Sept ans après l’Accord de Paris, lors de la COP 15 sur la biodiversité qui s’est tenue en 2022 à Montréal, des accords forts ont été pris concernant la protection de la biodiversité. « L’accélération peut être encore plus rapide que sur la Climatetech, il y a une vraie prise de conscience et la régulation va dans ce sens. Les investissements des VC dans les startups de la Naturetech ont connu un développement rapide au cours des trois dernières années : les opérations de financement, de l’amorçage à la Série B ont progressé de 130 % entre 2020 et 2022 et les tailles moyennes des tours ont augmenté de 70%, démontrant la maturité croissante de l’industrie de la Naturetech », commente Xavier Lorphelin.

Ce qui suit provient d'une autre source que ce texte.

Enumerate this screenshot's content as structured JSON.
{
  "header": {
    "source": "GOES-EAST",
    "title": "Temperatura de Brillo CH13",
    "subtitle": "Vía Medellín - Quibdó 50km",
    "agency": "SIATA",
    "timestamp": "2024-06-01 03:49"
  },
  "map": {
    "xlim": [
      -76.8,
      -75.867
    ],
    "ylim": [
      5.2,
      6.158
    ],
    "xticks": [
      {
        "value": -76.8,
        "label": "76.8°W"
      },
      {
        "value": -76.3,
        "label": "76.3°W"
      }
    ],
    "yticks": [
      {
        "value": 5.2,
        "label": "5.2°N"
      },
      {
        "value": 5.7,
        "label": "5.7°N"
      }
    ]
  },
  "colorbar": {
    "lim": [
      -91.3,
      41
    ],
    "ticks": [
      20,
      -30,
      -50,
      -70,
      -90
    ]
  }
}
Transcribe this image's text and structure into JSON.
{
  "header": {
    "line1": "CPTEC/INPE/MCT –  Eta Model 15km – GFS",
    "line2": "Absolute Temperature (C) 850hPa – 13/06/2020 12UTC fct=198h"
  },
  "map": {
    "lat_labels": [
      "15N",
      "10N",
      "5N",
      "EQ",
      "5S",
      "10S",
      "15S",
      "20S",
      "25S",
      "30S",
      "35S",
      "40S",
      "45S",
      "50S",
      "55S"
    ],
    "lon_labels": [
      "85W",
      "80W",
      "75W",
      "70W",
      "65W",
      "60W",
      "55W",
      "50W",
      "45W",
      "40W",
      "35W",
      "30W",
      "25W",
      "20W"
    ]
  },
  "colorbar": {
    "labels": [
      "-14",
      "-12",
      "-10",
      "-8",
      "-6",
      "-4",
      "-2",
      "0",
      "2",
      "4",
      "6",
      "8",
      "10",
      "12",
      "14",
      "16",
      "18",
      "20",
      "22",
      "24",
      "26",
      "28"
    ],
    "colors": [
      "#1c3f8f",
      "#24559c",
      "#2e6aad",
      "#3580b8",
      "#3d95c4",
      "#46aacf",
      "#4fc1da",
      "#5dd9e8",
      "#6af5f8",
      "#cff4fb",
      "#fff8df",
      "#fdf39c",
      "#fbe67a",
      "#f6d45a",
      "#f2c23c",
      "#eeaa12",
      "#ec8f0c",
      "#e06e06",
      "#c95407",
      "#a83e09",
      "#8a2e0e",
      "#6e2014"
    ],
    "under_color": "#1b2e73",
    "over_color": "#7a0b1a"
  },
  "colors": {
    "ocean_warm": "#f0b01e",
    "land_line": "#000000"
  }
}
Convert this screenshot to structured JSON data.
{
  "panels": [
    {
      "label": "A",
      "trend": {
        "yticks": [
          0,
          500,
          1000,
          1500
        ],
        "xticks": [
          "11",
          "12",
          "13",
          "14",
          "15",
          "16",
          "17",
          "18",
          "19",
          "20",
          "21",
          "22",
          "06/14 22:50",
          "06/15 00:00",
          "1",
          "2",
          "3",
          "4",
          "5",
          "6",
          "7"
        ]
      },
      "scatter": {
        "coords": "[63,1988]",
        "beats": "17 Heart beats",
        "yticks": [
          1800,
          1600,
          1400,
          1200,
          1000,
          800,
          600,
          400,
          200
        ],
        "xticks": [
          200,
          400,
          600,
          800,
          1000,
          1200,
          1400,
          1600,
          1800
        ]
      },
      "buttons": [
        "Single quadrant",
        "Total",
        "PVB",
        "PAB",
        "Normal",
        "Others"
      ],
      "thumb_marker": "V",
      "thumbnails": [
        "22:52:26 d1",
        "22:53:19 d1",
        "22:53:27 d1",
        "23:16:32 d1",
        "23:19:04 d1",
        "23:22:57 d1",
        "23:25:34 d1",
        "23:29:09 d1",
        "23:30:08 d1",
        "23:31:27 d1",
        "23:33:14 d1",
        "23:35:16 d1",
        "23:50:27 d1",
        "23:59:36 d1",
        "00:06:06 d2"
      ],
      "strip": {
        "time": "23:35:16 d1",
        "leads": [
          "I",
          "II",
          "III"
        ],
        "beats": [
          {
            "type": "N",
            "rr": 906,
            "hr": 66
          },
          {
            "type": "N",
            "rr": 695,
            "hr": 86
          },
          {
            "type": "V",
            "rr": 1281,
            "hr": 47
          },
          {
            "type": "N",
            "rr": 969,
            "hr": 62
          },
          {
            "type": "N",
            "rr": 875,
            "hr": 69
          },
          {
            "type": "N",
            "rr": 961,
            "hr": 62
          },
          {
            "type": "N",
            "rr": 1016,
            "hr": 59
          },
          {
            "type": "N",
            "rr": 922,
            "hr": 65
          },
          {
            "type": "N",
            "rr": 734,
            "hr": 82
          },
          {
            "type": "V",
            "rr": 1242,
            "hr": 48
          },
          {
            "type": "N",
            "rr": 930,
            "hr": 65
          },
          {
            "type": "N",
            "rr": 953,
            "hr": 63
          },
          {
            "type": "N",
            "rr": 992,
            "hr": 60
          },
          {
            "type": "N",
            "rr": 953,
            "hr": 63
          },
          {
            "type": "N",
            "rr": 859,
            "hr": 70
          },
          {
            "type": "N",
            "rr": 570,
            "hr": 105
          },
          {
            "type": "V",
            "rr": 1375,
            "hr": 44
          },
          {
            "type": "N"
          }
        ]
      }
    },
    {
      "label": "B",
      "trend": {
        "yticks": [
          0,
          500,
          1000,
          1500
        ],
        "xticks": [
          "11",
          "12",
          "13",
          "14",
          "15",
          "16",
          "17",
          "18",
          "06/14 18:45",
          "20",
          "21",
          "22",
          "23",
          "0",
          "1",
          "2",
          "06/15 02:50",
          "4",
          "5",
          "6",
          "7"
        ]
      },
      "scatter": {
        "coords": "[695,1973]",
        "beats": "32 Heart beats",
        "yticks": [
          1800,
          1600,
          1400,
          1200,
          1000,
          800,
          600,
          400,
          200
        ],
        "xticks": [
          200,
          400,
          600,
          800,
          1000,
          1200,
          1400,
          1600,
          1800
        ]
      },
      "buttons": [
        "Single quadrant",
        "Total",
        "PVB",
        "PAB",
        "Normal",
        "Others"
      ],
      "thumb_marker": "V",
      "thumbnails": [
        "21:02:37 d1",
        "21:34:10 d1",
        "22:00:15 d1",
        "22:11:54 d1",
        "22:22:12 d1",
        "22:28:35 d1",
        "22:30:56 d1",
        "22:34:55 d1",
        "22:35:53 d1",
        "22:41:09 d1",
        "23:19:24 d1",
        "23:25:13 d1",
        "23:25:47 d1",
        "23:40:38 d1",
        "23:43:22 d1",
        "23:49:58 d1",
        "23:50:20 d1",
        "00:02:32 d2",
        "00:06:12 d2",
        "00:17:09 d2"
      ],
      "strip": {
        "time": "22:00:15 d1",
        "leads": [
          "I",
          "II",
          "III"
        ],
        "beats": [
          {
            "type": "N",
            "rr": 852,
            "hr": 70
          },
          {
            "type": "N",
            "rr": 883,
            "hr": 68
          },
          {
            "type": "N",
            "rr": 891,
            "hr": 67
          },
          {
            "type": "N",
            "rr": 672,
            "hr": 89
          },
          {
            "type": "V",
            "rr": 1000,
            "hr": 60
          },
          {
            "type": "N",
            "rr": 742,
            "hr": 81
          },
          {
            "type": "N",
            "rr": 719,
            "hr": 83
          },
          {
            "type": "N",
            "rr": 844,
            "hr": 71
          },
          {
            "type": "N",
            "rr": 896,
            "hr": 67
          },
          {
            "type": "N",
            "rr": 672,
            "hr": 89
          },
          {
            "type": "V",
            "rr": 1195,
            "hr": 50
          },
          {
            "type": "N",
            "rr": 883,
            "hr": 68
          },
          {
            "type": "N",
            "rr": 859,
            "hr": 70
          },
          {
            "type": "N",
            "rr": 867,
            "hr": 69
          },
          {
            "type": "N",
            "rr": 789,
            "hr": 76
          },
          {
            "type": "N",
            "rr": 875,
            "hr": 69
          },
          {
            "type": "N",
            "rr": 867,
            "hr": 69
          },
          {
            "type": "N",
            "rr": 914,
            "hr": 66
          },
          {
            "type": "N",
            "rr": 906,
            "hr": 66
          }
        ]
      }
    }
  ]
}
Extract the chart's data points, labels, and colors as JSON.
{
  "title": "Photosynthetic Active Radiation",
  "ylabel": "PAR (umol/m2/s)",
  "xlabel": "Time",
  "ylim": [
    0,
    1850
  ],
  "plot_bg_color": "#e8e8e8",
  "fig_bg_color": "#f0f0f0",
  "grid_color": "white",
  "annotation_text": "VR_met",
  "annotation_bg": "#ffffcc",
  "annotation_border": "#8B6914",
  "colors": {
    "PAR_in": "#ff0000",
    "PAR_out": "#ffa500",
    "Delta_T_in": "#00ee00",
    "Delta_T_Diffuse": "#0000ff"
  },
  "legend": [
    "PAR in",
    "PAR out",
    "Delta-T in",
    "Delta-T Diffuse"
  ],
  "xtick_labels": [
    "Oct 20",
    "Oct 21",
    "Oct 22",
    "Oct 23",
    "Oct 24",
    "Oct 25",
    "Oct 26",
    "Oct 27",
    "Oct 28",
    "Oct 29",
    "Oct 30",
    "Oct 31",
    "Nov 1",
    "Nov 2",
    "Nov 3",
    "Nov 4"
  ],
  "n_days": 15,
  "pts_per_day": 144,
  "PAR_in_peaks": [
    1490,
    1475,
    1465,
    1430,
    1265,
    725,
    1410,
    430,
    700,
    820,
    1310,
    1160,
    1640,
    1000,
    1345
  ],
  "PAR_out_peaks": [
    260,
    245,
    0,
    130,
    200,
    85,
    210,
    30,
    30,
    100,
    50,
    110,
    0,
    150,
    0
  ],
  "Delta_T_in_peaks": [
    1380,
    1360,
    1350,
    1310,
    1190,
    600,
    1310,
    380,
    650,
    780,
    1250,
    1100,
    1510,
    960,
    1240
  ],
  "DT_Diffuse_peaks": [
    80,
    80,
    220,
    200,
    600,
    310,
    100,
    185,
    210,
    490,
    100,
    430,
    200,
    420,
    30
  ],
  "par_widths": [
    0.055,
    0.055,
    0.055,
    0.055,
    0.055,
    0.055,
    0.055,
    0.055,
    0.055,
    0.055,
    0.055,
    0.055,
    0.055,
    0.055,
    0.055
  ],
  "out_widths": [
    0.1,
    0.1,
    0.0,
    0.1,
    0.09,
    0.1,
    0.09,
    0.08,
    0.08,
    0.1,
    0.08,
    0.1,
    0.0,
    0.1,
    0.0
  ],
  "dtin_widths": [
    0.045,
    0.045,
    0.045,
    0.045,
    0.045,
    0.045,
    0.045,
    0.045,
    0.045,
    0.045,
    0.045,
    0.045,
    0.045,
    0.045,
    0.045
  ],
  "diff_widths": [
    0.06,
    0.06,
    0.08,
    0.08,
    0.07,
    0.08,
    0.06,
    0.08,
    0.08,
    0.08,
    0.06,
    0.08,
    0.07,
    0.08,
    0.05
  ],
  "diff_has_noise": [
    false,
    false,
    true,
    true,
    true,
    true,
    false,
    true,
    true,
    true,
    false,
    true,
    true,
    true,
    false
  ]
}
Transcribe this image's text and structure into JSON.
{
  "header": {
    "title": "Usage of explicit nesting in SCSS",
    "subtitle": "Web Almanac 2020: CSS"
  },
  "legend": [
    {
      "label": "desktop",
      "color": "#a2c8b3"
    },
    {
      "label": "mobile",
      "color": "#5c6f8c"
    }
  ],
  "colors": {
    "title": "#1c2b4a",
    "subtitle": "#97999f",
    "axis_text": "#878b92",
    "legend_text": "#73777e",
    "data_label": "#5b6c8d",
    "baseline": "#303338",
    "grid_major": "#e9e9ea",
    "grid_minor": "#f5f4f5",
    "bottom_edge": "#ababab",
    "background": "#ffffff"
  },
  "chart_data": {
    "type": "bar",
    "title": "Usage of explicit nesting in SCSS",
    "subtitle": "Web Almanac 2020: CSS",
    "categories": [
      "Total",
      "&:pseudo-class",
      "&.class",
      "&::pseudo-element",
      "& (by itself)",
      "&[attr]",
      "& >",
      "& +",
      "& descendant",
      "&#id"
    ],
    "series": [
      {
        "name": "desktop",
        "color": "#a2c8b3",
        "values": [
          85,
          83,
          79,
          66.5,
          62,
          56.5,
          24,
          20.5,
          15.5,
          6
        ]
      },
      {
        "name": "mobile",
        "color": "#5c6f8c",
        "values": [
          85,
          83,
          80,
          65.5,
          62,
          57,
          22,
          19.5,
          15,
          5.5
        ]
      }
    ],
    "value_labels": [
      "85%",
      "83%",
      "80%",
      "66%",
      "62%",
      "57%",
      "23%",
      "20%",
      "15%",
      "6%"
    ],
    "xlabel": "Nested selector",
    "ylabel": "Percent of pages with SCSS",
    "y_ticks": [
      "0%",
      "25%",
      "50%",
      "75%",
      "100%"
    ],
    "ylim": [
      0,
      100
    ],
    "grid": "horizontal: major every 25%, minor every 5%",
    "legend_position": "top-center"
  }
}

La Naturetech tirée par l’agriculture régénératrice et les investissements américains

D’après le rapport, la part belle des investissements va à la catégorie "alimentation et agriculture". Cette catégorie, qui comprend l'agriculture régénérative, les biofertilisants, la surveillance de la santé des sols, la gestion durable des nuisibles et du bétail, a attiré 5,31 milliards de dollars de financement VC entre 2018 et 2022, soit l'équivalent de 71 % du total cumulé au cours des cinq dernières années. En parallèle, le rapport établit que le marché américain a attiré 78 % des financements de capital-risque entre 2018 et 2022, pour un total de 5,80 milliards de dollars.

« Une partie importante des capitaux investis dans la Naturetech depuis cinq ans vient des investissements américains dans l’agriculture régénératrice. Ce sont aussi des investissements plus conséquents en termes de taille, qui peuvent fausser la lecture. Si l’on regarde les investissements en nombre de deals, cela se rééquilibre entre les États-Unis et l’Europe », observe Xavier Lorphelin. Afin de pousser l’analyse, les équipes de Serena ont donc regardé les investissements hors growth (Série C et plus). « On a constaté une augmentation très forte des deals early stage sur les deux dernières années, mieux répartis géographiquement. Beaucoup de startups émergent en Europe, en particulier sur les MRV », poursuit Xavier Lorphelin.

Les MRV (Measurement, Reporting et Verification), une catégorie que Serena regarde de près, arrivent en effet en seconde position avec un total de 1,23 milliard de dollars au cours des cinq dernières années. « Savoir mesurer l’impact sur la biodiversité est une dimension clé pour l’évolution du secteur et la préservation de la biodiversité », souligne Xavier Lorphelin.